Tuesday, January 24, 2012

Facts of Life and Rational Decision Making

A Washington Post blog entry caught my attention yesterday. The entry was titled, "Do teens know the facts of life?"  The fact that we would even have to address this question in the year 2012 is somewhat concerning.  A variety of beliefs exists about whether education about these matters is appropriate in the home, in the school, or in some type of faith-based education setting.  Regardless, the key is that there are many risks for teens that include pregnancy and all its consequences and sexually transmitted infections.  So, even if a parent or adult member of the community hopes the teens in whom they have an interest will remain abstinent until marriage, the teens still need information about the "facts of life" to make decisions about avoiding those risks.

In economics, we assume that people make rational decisions with complete information.  Or at least information that will give them the capacity to make a well reasoned decision.  While it could be debated whether anything related to teens in sexual relations is rational, the key is that we can't even expect teens to have an opportunity to make rational decisions if they don't have information (other than perhaps abstinence because they have been taught that is the right thing to do, though many teens are not known for doing the right thing in all cases).  The Washington Post blog is not written from an economic perspective but does point out that the most rational teens (among those who chose to have sex) may have been the ones who claimed not to use contraception because they would not have minded getting pregnant.  While we may go on to question whether the teens understood everything about pregnancy and raising a child, at least within the context of the decision about contraception, the choice seems rational.

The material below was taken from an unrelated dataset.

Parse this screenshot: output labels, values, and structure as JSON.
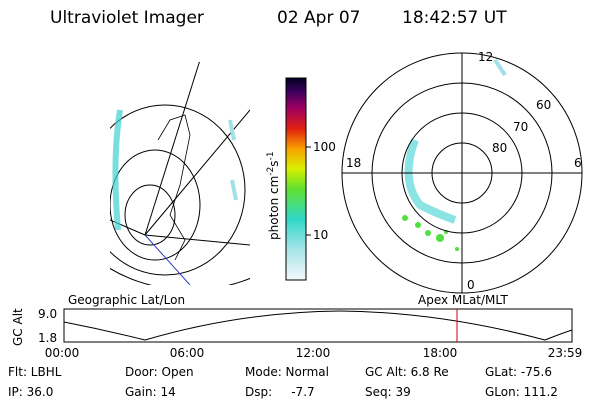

I could certainly see where at least some may question whether we should try to use economics to think about teens and the facts of life.  However, while I realize that at the moment at which a teen would have to make a decision about contraception rationality may not be present, teens do make choices about whether to even put themselves in situations that may lead to such a moment.  If it is an appropriate societal role and use of societal resources to provide more information about the facts of life (and I realize even that is debatable), then we should think about how the information can be used best to improve the rationality of decision making for teens and which decisions are most likely to be affected by rationality.